The Council of Governors (CoG) wondered why the ministry was keen on managing procurement sources for the county and sub-county hospitals yet they are devolved services.

"We have told the ministry that unless it's a donation, we will not sign any contract with suppliers on any equipment," CoG Chairman Isaac Ruto said.

Ruto said it was unacceptable that the national government had retained almost Sh17 billion for procurement meant for level 4 and 5 hospitals, adding that they want the money to be devolved so that each county can do its procurement on its own and in accordance with its needs.

"We want to avoid a situation where like in the past, obesity drugs were sent to North Eastern yet people were suffering from drought and malnutrition," he said.

The equipment tender was advertised on June 6 but was cancelled, only to be re-advertised on July 10.

The county bosses are uncomfortable with the arrangement, citing a letter they received from the ministry last month asking them to make arrangements to service ultrasound machines which fell into disuse less than a year after they were acquired.
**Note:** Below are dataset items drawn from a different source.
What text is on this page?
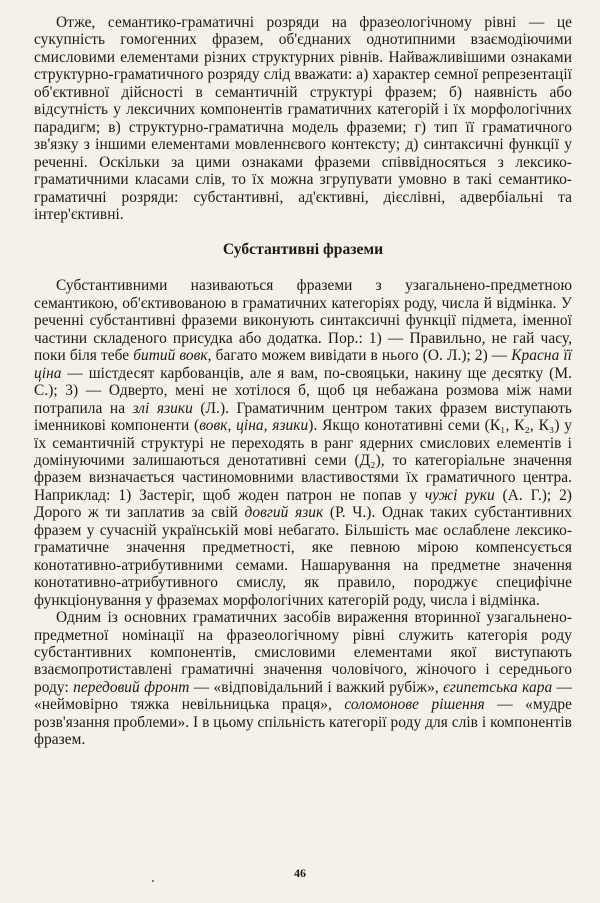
Отже, семантико-граматичні розряди на фразеологічному рівні — це сукупність гомогенних фразем, об'єднаних однотипними взаємодіючими смисловими елементами різних структурних рівнів. Найважливішими ознаками структурно-граматичного розряду слід вважати: а) характер семної репрезентації об'єктивної дійсності в семантичній структурі фразем; б) наявність або відсутність у лексичних компонентів граматичних категорій і їх морфологічних парадигм; в) структурно-граматична модель фраземи; г) тип її граматичного зв'язку з іншими елементами мовленнєвого контексту; д) синтаксичні функції у реченні. Оскільки за цими ознаками фраземи співвідносяться з лексико-граматичними класами слів, то їх можна згрупувати умовно в такі семантико-граматичні розряди: субстантивні, ад'єктивні, дієслівні, адвербіальні та інтер'єктивні.

Субстантивні фраземи

Субстантивними називаються фраземи з узагальнено-предметною семантикою, об'єктивованою в граматичних категоріях роду, числа й відмінка. У реченні субстантивні фраземи виконують синтаксичні функції підмета, іменної частини складеного присудка або додатка. Пор.: 1) — Правильно, не гай часу, поки біля тебе битий вовк, багато можем вивідати в нього (О. Л.); 2) — Красна її ціна — шістдесят карбованців, але я вам, по-свояцьки, накину ще десятку (М. С.); 3) — Одверто, мені не хотілося б, щоб ця небажана розмова між нами потрапила на злі язики (Л.). Граматичним центром таких фразем виступають іменникові компоненти (вовк, ціна, язики). Якщо конотативні семи (К₁, К₂, К₃) у їх семантичній структурі не переходять в ранг ядерних смислових елементів і домінуючими залишаються денотативні семи (Д₂), то категоріальне значення фразем визначається частиномовними властивостями їх граматичного центра. Наприклад: 1) Застеріг, щоб жоден патрон не попав у чужі руки (А. Г.); 2) Дорого ж ти заплатив за свій довгий язик (Р. Ч.). Однак таких субстантивних фразем у сучасній українській мові небагато. Більшість має ослаблене лексико-граматичне значення предметності, яке певною мірою компенсується конотативно-атрибутивними семами. Нашарування на предметне значення конотативно-атрибутивного смислу, як правило, породжує специфічне функціонування у фраземах морфологічних категорій роду, числа і відмінка.

Одним із основних граматичних засобів вираження вторинної узагальнено-предметної номінації на фразеологічному рівні служить категорія роду субстантивних компонентів, смисловими елементами якої виступають взаємопротиставлені граматичні значення чоловічого, жіночого і середнього роду: передовий фронт — «відповідальний і важкий рубіж», єгипетська кара — «неймовірно тяжка невільницька праця», соломонове рішення — «мудре розв'язання проблеми». І в цьому спільність категорії роду для слів і компонентів фразем.

46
"We don't want somebody to procure for us and then pass the cost to us later," Ruto said.

 In 2012, the Government distributed 60 ultrasound equipment to hospitals and the warranty for servicing the equipment by Philip Medical Systems (EA) Ltd expired on June 30, 2013.

"Several hospitals that received the equipment have reported to the ministry that the equipment are malfunctioning. Being a capital investment, the ministry wishes to strongly recommend that the county governments take responsibility and make arrangements with the supplier for a maintenance contract in order to prolong the working life of the equipment," former Health PS Fred Segor wrote to CoG on June 23.

The governors' opposition comes only days after local firms, majority of who have been importing the medical equipment, fear that the clause is meant to technically lock them out, with claims that a Chinese company with local partners who are highly connected have been earmarked for award of the mega deal.

"The debate around this contract is whether it's prudent to do capital leasing, operation leasing or buy the equipment. We are asking questions as to whether we should buy or lease things like wheelchairs and we want these things to be done properly," Health Committee Vice Chairman Robert Pokoshe said.

Yesterday, outgoing PS Fred Segor said the concerns of bidders have been addressed in a reply he made to them following several inquiries sent to the ministry.